Carrying forward the work of Emmanuel Ghent and Stephen Mitchell
Wed, Jul 31
|400 E 66th St
This is a reading and study group on the work of Emmanuel Ghent and Stephen Mitchell linking Winnicottian Psychoanalysis and Hindu/Buddhist spirituality
Time & Location
Jul 31, 2019, 11:00 AM – 12:00 PM
400 E 66th St, 400 E 66th St, New York, NY 10065, USA
About The Event
Emmanuel Ghent and Stephen Mitchell each maintained an extraordinary productivity in psychoanalysis until the very end of life. Since then, many analysts have been developing ideas in psychoanalytic theory and technique that were made possible because of the work each did individually, and jointly in a loose but extraordinarily creative partnership.
One of Ghent’s brilliant breakthroughs consisted of his linking of the idea of “ego” in the Hindu/Buddhist sense, with Winnicott’s notion of “false self.” The bridging concept was “surrender”; psychological/spiritual growth occurred with surrender of ego/false self.
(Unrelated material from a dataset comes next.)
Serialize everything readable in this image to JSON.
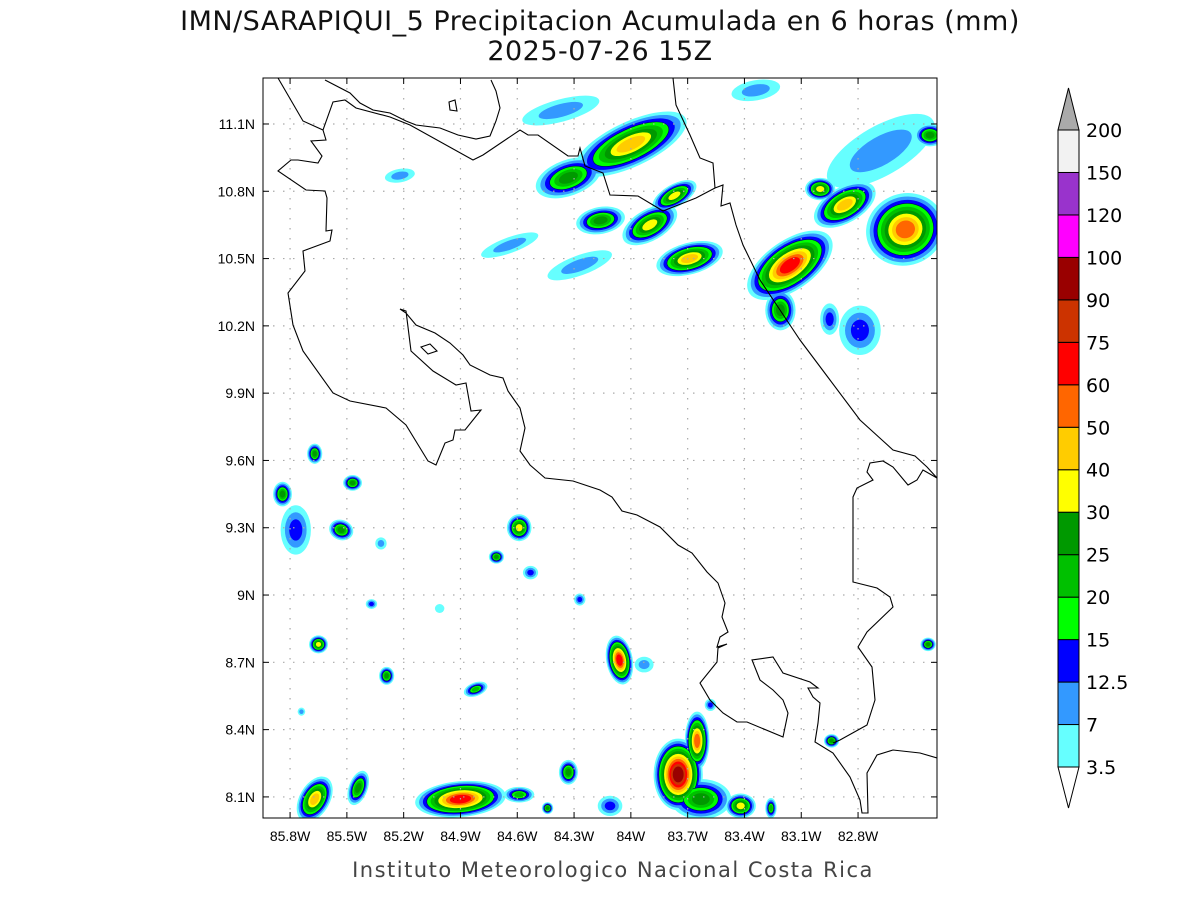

Ghent contrasted surrender with submission, a false self look-alike to surrender that was organized in dominant-submissive terms.
Winnicott had defined true self in terms of going-on being, a process of self-unfolding.
In one of his last public talks, Mitchell suggested that false self might be defined in terms of structure itself, perhaps in a dialectical relationship with process. False self interrupts the flow of self-unfolding.
Ghent had succeeded in linking psychoanalysis, a la Winnicott, with Eastern philosophy and spirituality; Mitchell seemed to be forging links with the interpersonal psychoanalytic tradition in which “self”, as in “self system” is inherently a defensive phenomenon. Mitchell was bringing Winnicott together with Sullivan.
It is now left to us to carry forward this integration of various versions of psychoanalysis with Eastern spirituality. To this end, I am organizing a study/reading group to meet on Wednesdays in July 10:30-11:30AM. I envision that the group will become open-ended for those who wish to continue into the Fall and beyond. Remote participation may be possible.